DIRECTED BY Mabrouk El Mechri

STARS Jean-Claude Van Damme, Francois Damiens

Jean-Claude Van Damme, Dolph Lundgren, Steven Seagal, Chuck Norris -- as these monosyllabic action stars of the 1980s and 1990s continued to appear in shoddy vehicles that grew progressively more difficult to endure (and let's face it, the career highpoints, such as Norris' Code of Silence or Seagal's Under Siege, weren't exactly Indiana Jones-caliber to begin with), film reviewers were eventually able to bask in the knowledge that their continuing exploits would be kept out of sight by heading straight to DVD, thus sparing us the misery of having to ever sit through one of their theatrical features again. Yet like an unexpected kick to the head comes JCVD, which not only finds Van Damme headlining a movie that has not only obtained theatrical release stateside but is also being promoted as, uh, an art-house film?

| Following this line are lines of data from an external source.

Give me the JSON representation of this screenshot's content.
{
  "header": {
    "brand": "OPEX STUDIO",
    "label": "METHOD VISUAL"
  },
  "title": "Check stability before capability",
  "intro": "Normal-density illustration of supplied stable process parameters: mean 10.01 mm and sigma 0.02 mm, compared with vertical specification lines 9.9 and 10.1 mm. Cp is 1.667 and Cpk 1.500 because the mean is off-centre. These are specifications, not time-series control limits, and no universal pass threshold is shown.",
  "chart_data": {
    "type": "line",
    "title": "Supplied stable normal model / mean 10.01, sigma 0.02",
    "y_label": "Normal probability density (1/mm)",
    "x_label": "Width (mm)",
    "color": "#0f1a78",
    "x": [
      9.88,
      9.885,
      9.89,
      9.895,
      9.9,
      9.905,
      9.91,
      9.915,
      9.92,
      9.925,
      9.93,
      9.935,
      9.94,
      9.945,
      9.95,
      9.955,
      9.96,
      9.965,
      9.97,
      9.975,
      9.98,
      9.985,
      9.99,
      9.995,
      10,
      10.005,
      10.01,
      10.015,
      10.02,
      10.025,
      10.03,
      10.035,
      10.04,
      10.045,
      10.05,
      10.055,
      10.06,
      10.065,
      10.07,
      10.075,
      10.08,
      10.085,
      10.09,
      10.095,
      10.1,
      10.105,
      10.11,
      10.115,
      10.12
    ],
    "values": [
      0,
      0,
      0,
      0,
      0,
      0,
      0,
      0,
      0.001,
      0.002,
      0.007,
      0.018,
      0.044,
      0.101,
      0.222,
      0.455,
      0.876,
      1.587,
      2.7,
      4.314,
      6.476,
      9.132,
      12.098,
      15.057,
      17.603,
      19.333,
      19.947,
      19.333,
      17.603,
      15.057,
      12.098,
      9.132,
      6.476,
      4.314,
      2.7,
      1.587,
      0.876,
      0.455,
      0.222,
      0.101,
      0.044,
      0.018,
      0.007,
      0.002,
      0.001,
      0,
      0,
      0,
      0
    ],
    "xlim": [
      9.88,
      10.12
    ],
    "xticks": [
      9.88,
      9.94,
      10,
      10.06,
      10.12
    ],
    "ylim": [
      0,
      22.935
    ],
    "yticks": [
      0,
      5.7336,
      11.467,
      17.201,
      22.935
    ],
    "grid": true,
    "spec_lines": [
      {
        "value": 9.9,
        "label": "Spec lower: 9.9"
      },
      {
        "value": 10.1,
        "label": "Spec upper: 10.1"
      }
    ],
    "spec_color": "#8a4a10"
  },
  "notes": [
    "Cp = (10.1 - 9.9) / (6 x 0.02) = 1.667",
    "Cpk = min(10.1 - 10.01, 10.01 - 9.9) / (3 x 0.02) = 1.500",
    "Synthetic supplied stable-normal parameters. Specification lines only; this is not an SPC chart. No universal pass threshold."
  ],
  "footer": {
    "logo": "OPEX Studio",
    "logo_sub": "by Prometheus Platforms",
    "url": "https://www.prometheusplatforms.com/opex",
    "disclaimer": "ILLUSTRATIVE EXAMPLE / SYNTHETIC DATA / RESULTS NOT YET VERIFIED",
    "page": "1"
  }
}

Indeed, JCVD has more in common with vintage Woody Allen or contemporary Charlie Kaufman than with Universal Soldier or Street Fighter, as the "Muscles from Brussels" plays himself as a wary Hollywood has-been ravaged by two decades of hard living. While in his Belgium homeland, he stops at a bank and finds himself embroiled in the middle of a robbery during which the three crooks have taken hostages. A mishap leads the outside world to believe that it's Van Damme himself who's robbing the bank, and as the police try to figure out how to best handle the situation (which grows more complicated with the presence of a starstruck crowd, the swarming media and the star's disbelieving parents), Jean-Claude does his best to protect the other hostages while simultaneously hoping to get the upper hand on the criminals. It all makes for a razor-sharp satire on the price of celebrity, and whether or not Van Damme's lengthy monologue is sincere, it's an impressive bit of emoting from a movie star who has always let his feet do his acting for him.